Sometimes, people send me email. Sometimes it looks like this.

Date: Saturday, September 9, 2000 1:47 am
To: cold bacon
Subject: your site

kicks ass.


So, from this, it’s obvious that she is beautiful. But not only is she beautiful, she’s a genius, a genius art critic. She’s already assimilated Barthelme, Calvino, Borges. She agrees with me that X is overrated, and she didn’t even waste her time with Y, which she calls trite trash for the masses. She’s seen all of Kubrick’s films, including Paths of Glory and The Killing. She’s even reserved judgment on Eyes Wide Shut. She knew they wouldn’t give Radiohead best album this year but still was allowing the tiniest ray of hope. She knows good food, but can go for long stretches without it. Oh, and she enjoys sex—a lot. And she knows it’s not a good idea, but she’s already fallen in love with me. Obviously her name means this and could mean nothing but this.

So, I write a nice reply thanking her for the support and for, as Eminem puts it, seeing through all the bullshit and hype. She does not respond. Clearly, a strategy to protect herself from the dangers of love with me. She's written several emails, and then deleted them all—at the last minute. She expects me to write again, but knows I must wait for an appropriate cue. Then it happens. A great film opens. And being a true lover of cinema, she has already seen it. And waits patiently for my email.

From: cold bacon
Date: today, this month
Subject: re: your site

some girl,

you really need to see this movie called this

way better than that movie called that
Her reply might have looked like this.
Date: today, this month
To: cold bacon
Subject: re: your site

I just saw CT,HD this past week - I think I have to see it again to really like it. Never heard of the one you mentioned... forget the name already.. sorry... :)

Have a party to go to now and a boyfriend to yell at for not calling all day.. making me worry sick... have a good one.

- J

For a long time Pyrrha to me was a fortified city on the slopes of a bay, with high windows and towers, enclosed like a goblet, with a central square deep as a well, with a well in its center. I had never seen it. It was one of the many cities where I had never arrived, that I conjured up, through its name: Euphrasia, Odile, Margara, Getullia. Pyrrha had its place among them, different from each of them, and like each of them, unmistakable to the mind's eye.

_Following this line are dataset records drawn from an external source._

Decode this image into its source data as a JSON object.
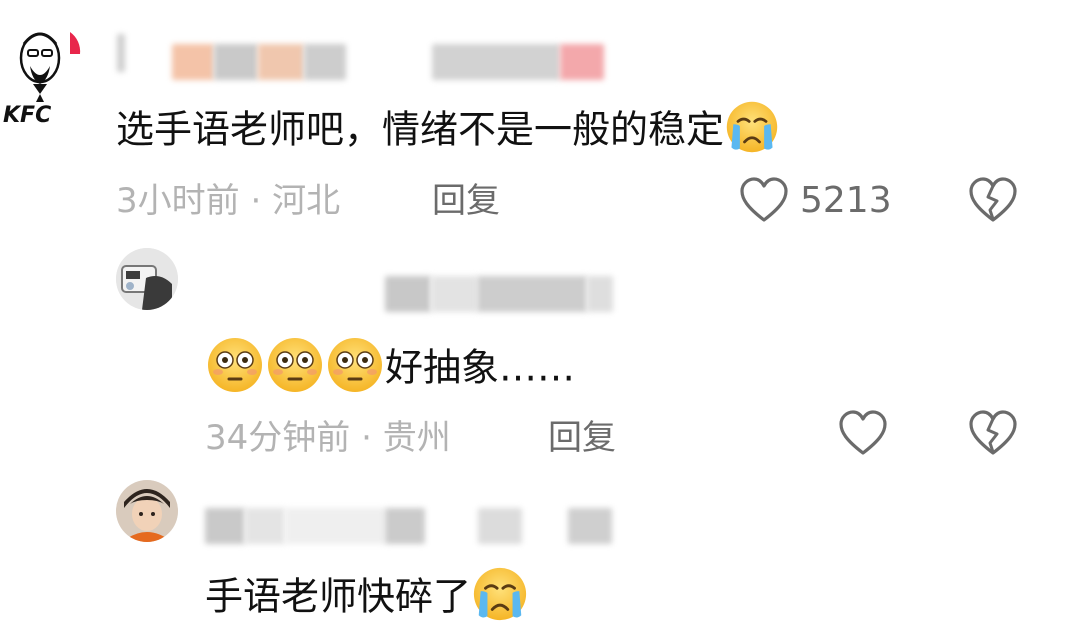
{
  "comments": [
    {
      "avatar_text": "KFC",
      "text": "选手语老师吧，情绪不是一般的稳定",
      "emoji_suffix": "crying-emoji",
      "time": "3小时前",
      "location": "河北",
      "reply_label": "回复",
      "like_count": "5213"
    },
    {
      "text_suffix": "好抽象……",
      "emoji_prefix": [
        "flushed-emoji",
        "flushed-emoji",
        "flushed-emoji"
      ],
      "time": "34分钟前",
      "location": "贵州",
      "reply_label": "回复"
    },
    {
      "text": "手语老师快碎了",
      "emoji_suffix": "crying-emoji"
    }
  ],
  "meta_separator": "·",
  "colors": {
    "text": "#111111",
    "meta_gray": "#b3b3b3",
    "action_gray": "#6b6b6b",
    "kfc_red": "#e4002b",
    "emoji_yellow": "#f7c23a"
  }
}
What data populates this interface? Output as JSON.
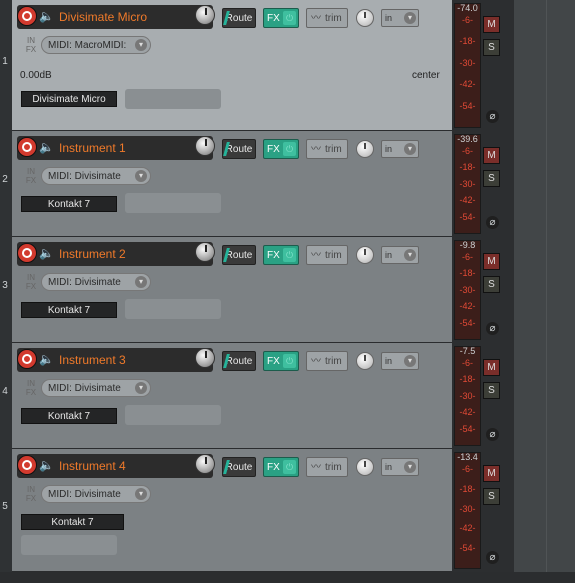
{
  "tracks": [
    {
      "index": "1",
      "name": "Divisimate Micro",
      "midi": "MIDI: MacroMIDI:",
      "volume": "0.00dB",
      "pan": "center",
      "plugin": "Divisimate Micro",
      "peak": "-74.0",
      "selected": true
    },
    {
      "index": "2",
      "name": "Instrument 1",
      "midi": "MIDI: Divisimate",
      "plugin": "Kontakt 7",
      "peak": "-39.6",
      "selected": false
    },
    {
      "index": "3",
      "name": "Instrument 2",
      "midi": "MIDI: Divisimate",
      "plugin": "Kontakt 7",
      "peak": "-9.8",
      "selected": false
    },
    {
      "index": "4",
      "name": "Instrument 3",
      "midi": "MIDI: Divisimate",
      "plugin": "Kontakt 7",
      "peak": "-7.5",
      "selected": false
    },
    {
      "index": "5",
      "name": "Instrument 4",
      "midi": "MIDI: Divisimate",
      "plugin": "Kontakt 7",
      "peak": "-13.4",
      "selected": false
    }
  ],
  "labels": {
    "route": "Route",
    "fx": "FX",
    "trim": "trim",
    "input": "in",
    "in_fx_top": "IN",
    "in_fx_bottom": "FX",
    "mute": "M",
    "solo": "S",
    "phase": "⌀"
  },
  "meter_scale": [
    "-6-",
    "-18-",
    "-30-",
    "-42-",
    "-54-"
  ],
  "colors": {
    "track_name": "#f07a2a",
    "meter_label": "#e14a36",
    "fx_active": "#2aa184"
  }
}
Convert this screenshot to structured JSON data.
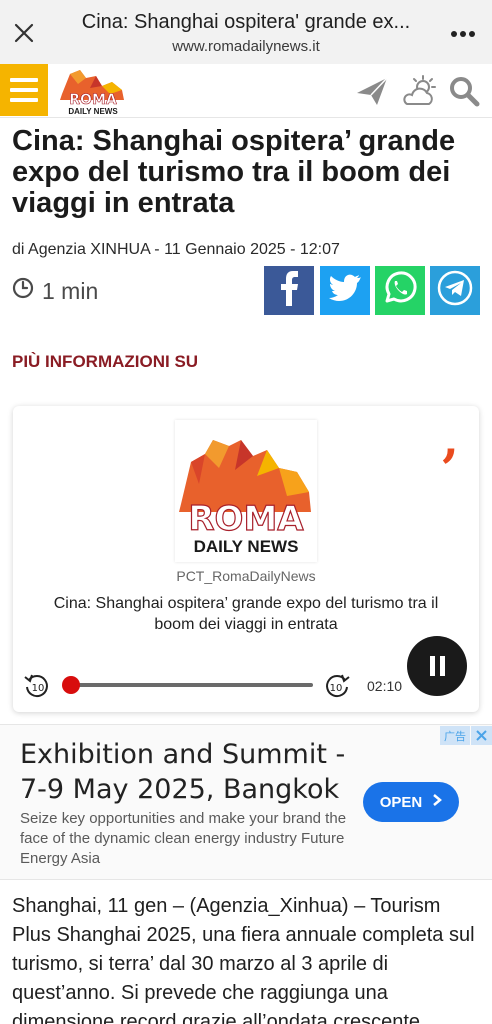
{
  "browser": {
    "title": "Cina: Shanghai ospitera' grande ex...",
    "url": "www.romadailynews.it",
    "close_icon": "close-icon",
    "menu_icon": "more-vertical-icon"
  },
  "header": {
    "logo_text_top": "ROMA",
    "logo_text_bottom": "DAILY NEWS",
    "icons": [
      "menu-icon",
      "send-icon",
      "weather-icon",
      "search-icon"
    ],
    "accent": "#f5b400"
  },
  "article": {
    "headline": "Cina: Shanghai ospitera’ grande expo del turismo tra il boom dei viaggi in entrata",
    "byline": "di Agenzia XINHUA - 11 Gennaio 2025 - 12:07",
    "read_time": "1 min",
    "more_info": "PIÙ INFORMAZIONI SU",
    "share": [
      {
        "name": "facebook",
        "color": "#3b5998"
      },
      {
        "name": "twitter",
        "color": "#1da1f2"
      },
      {
        "name": "whatsapp",
        "color": "#25d366"
      },
      {
        "name": "telegram",
        "color": "#2b9fdb"
      }
    ],
    "body": "Shanghai, 11 gen – (Agenzia_Xinhua) – Tourism Plus Shanghai 2025, una fiera annuale completa sul turismo, si terra’ dal 30 marzo al 3 aprile di quest’anno. Si prevede che raggiunga una dimensione record grazie all’ondata crescente"
  },
  "audio": {
    "logo_top": "ROMA",
    "logo_bottom": "DAILY NEWS",
    "source": "PCT_RomaDailyNews",
    "title": "Cina: Shanghai ospitera’ grande expo del turismo tra il boom dei viaggi in entrata",
    "rewind_label": "10",
    "forward_label": "10",
    "time_left": "02:10",
    "progress": 0,
    "state": "playing"
  },
  "ad": {
    "title": "Exhibition and Summit - 7-9 May 2025, Bangkok",
    "description": "Seize key opportunities and make your brand the face of the dynamic clean energy industry Future Energy Asia",
    "cta": "OPEN",
    "badge": "广告"
  }
}
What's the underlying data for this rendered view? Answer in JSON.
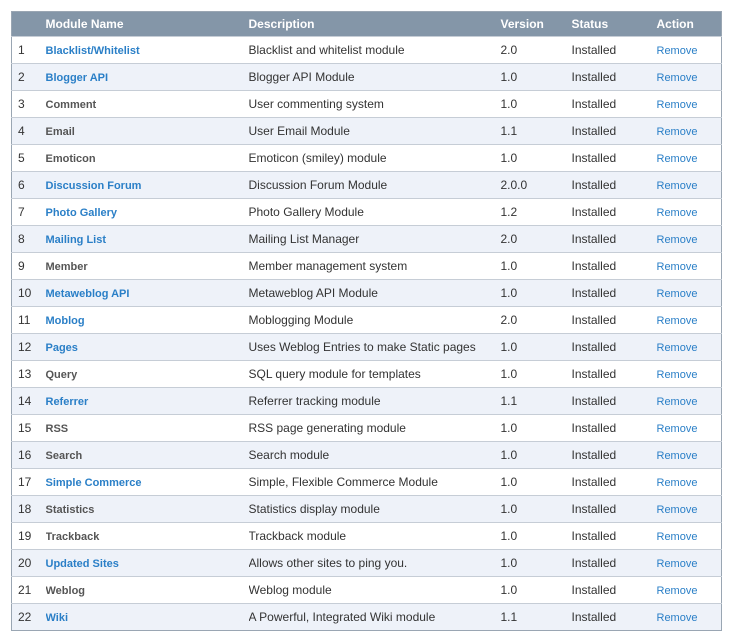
{
  "table": {
    "headers": {
      "number": "",
      "name": "Module Name",
      "description": "Description",
      "version": "Version",
      "status": "Status",
      "action": "Action"
    },
    "rows": [
      {
        "number": "1",
        "name": "Blacklist/Whitelist",
        "linked": true,
        "description": "Blacklist and whitelist module",
        "version": "2.0",
        "status": "Installed",
        "action": "Remove"
      },
      {
        "number": "2",
        "name": "Blogger API",
        "linked": true,
        "description": "Blogger API Module",
        "version": "1.0",
        "status": "Installed",
        "action": "Remove"
      },
      {
        "number": "3",
        "name": "Comment",
        "linked": false,
        "description": "User commenting system",
        "version": "1.0",
        "status": "Installed",
        "action": "Remove"
      },
      {
        "number": "4",
        "name": "Email",
        "linked": false,
        "description": "User Email Module",
        "version": "1.1",
        "status": "Installed",
        "action": "Remove"
      },
      {
        "number": "5",
        "name": "Emoticon",
        "linked": false,
        "description": "Emoticon (smiley) module",
        "version": "1.0",
        "status": "Installed",
        "action": "Remove"
      },
      {
        "number": "6",
        "name": "Discussion Forum",
        "linked": true,
        "description": "Discussion Forum Module",
        "version": "2.0.0",
        "status": "Installed",
        "action": "Remove"
      },
      {
        "number": "7",
        "name": "Photo Gallery",
        "linked": true,
        "description": "Photo Gallery Module",
        "version": "1.2",
        "status": "Installed",
        "action": "Remove"
      },
      {
        "number": "8",
        "name": "Mailing List",
        "linked": true,
        "description": "Mailing List Manager",
        "version": "2.0",
        "status": "Installed",
        "action": "Remove"
      },
      {
        "number": "9",
        "name": "Member",
        "linked": false,
        "description": "Member management system",
        "version": "1.0",
        "status": "Installed",
        "action": "Remove"
      },
      {
        "number": "10",
        "name": "Metaweblog API",
        "linked": true,
        "description": "Metaweblog API Module",
        "version": "1.0",
        "status": "Installed",
        "action": "Remove"
      },
      {
        "number": "11",
        "name": "Moblog",
        "linked": true,
        "description": "Moblogging Module",
        "version": "2.0",
        "status": "Installed",
        "action": "Remove"
      },
      {
        "number": "12",
        "name": "Pages",
        "linked": true,
        "description": "Uses Weblog Entries to make Static pages",
        "version": "1.0",
        "status": "Installed",
        "action": "Remove"
      },
      {
        "number": "13",
        "name": "Query",
        "linked": false,
        "description": "SQL query module for templates",
        "version": "1.0",
        "status": "Installed",
        "action": "Remove"
      },
      {
        "number": "14",
        "name": "Referrer",
        "linked": true,
        "description": "Referrer tracking module",
        "version": "1.1",
        "status": "Installed",
        "action": "Remove"
      },
      {
        "number": "15",
        "name": "RSS",
        "linked": false,
        "description": "RSS page generating module",
        "version": "1.0",
        "status": "Installed",
        "action": "Remove"
      },
      {
        "number": "16",
        "name": "Search",
        "linked": false,
        "description": "Search module",
        "version": "1.0",
        "status": "Installed",
        "action": "Remove"
      },
      {
        "number": "17",
        "name": "Simple Commerce",
        "linked": true,
        "description": "Simple, Flexible Commerce Module",
        "version": "1.0",
        "status": "Installed",
        "action": "Remove"
      },
      {
        "number": "18",
        "name": "Statistics",
        "linked": false,
        "description": "Statistics display module",
        "version": "1.0",
        "status": "Installed",
        "action": "Remove"
      },
      {
        "number": "19",
        "name": "Trackback",
        "linked": false,
        "description": "Trackback module",
        "version": "1.0",
        "status": "Installed",
        "action": "Remove"
      },
      {
        "number": "20",
        "name": "Updated Sites",
        "linked": true,
        "description": "Allows other sites to ping you.",
        "version": "1.0",
        "status": "Installed",
        "action": "Remove"
      },
      {
        "number": "21",
        "name": "Weblog",
        "linked": false,
        "description": "Weblog module",
        "version": "1.0",
        "status": "Installed",
        "action": "Remove"
      },
      {
        "number": "22",
        "name": "Wiki",
        "linked": true,
        "description": "A Powerful, Integrated Wiki module",
        "version": "1.1",
        "status": "Installed",
        "action": "Remove"
      }
    ]
  },
  "colors": {
    "header_bg": "#8496a8",
    "link": "#2a7fc7",
    "installed": "#1a9c2c",
    "row_alt": "#eef2f9"
  }
}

The day came when my travels took me to Pyrrha. As soon as I set foot there, everything I had imagined was forgotten; Pyrrha had become what is Pyrrha; and I thought I had always known that the sea is invisible from the city, hidden behind a dune of the low, rolling coast; that the streets are long and straight; that the houses are clumped at intervals, not high, and they are separated by open lots with stacks of lumber and with sawmills; that the wind stirs the vanes of the water pumps. From that moment on the name Pyrrha has brought to my mind this view, this light, this buzzing, this air in which a yellowish dust flies: obviously the name means this and could mean nothing but this.

My mind goes on containing a great number of cities I have never seen and will never see, names that bear with them a figure or a fragment or glimmer of an imagined figure: Getullia, Odile, Euphrasia, Margara. The city high above the bay is also there still, with the square enclosing the well, but I can no longer call it by a name, nor remember how I could ever have given it a name that means something entirely different.